Together, Yet Alone


In a relationship with someone, yet feeling lonely? Sounds oxymoronic, isn’t it? Well, not so much.

“Loneliness is defined by negative feelings that occur when a person perceives a difference between their ideal social relationships and those that exist.”

Perlman (2004)

Experiencing loneliness is subjective and cannot be explained through objective parameters. Research indicates that people may have a small group of friends they socialise with and yet may never feel lonely, while those with a large social group, may feel so. Thus, people may be romantically committed and still feel consumed by loneliness. The quote, quality over quantity most aptly fits here.

While there can be several reasons for feeling lonely, we have highlighted some of the most important ones for you here.

One of the most common reasons for being alone in a relationship is attributed to being unplugged with your partner.

Couples report that their relationship is not the same anymore as there often is a lack of communication between them. It is not uncommon to hear that one of the partners is completely absorbed in their work and is unable to take out time to spend with the spouse/family. As much as it is important to maintain a work-life balance to be able to sustain your relationship, it is also important to utilise the time you take out for your spouse judiciously.

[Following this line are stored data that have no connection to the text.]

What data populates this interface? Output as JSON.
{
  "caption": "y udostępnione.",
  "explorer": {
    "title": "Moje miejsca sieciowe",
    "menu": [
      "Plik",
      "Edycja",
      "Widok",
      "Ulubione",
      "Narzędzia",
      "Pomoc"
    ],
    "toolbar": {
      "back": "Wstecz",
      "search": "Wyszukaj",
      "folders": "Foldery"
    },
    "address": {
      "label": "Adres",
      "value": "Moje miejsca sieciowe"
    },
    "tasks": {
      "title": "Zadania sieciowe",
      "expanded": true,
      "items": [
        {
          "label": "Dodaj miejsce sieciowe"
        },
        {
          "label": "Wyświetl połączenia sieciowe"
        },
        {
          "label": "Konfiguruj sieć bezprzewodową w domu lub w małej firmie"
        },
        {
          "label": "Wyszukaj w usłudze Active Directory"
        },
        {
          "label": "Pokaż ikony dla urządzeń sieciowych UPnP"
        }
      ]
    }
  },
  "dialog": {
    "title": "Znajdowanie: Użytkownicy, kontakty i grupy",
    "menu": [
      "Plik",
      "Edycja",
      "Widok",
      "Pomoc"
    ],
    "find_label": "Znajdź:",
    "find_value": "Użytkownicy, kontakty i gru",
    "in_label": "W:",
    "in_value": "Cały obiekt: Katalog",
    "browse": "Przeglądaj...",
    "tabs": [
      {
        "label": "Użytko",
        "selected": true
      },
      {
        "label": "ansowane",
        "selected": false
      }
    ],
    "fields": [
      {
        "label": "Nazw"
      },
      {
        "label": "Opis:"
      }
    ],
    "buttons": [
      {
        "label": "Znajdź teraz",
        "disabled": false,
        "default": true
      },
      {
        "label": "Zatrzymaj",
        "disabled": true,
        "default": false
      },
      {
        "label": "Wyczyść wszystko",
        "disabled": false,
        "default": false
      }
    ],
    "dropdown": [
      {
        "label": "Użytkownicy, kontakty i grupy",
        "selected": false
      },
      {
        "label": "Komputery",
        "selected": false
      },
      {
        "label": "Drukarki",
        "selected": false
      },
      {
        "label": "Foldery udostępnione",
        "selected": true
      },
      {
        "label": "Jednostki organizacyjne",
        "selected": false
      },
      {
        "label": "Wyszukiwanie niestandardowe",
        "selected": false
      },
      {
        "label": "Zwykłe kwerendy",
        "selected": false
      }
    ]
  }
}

Gottman says that “sharing vulnerabilities stops either partner from feeling lonely or invisible”.

It is crucial that partners not only speak superficially but also create a space for each other in their relationship that allows either one of them to speak about their difficulties and insecurities. As vulnerabilities can serve as blocks to honest communication in a relationship, at times. Research suggests engaging in common activities, may help partners overcome communication gaps and give them a mutual topic to speak about.

At times, people may realise that they have been feeling lonely before they entered into the relationship. This could be attributed to genetics. Some people have a genetic makeup which makes them more inclined towards feeling isolated and alone as compared with others. Research done by Nature (2016) indicates that Loneliness may be an inherited characteristic and many individuals may be genetically predisposed during their lives to experience greater pangs of loneliness.

How to overcome feelings of loneliness in a relationship?

While it may seem impossible to get over feeling alone and extremely frustrating to some people, as they aren’t able to see a way out of it. There are a couple of ways that can be used to work on this feeling.

You may first, identify how you feel and label those feelings.

  • Try and recalculate when did you start feeling alone – something you experienced recently or something you that happened earlier
  • Distinguish between personal experiences (such as those from work or friend circle) and shared experiences (such as those which involve your spouse). Try and see if you are feeling alone due to your partner or some other factors as well.
  • Once you are sure that the way you feel is mainly due to your relationship, narrow it down to one predominant situation and speak to your partner about the same.
  • Communicate how you feel and share your difficulties with your spouse. At this point, it is important to understand their perspective as well and decide on a mutually acceptable solution.
  • If you feel that, the solitary emotions have not been resolved despite the solution you and your partner come up with, seek help from a mental health professional, possibly a couples therapist.
  • And if you think, your emotions are driven internally and not due to your relationship, then you need to seek individual therapy and understand your concerns in-depth.

In a nutshell, you must be attuned to the emotional needs of your partner and if you find yourself not being able to help them, then seek professional help and grow together.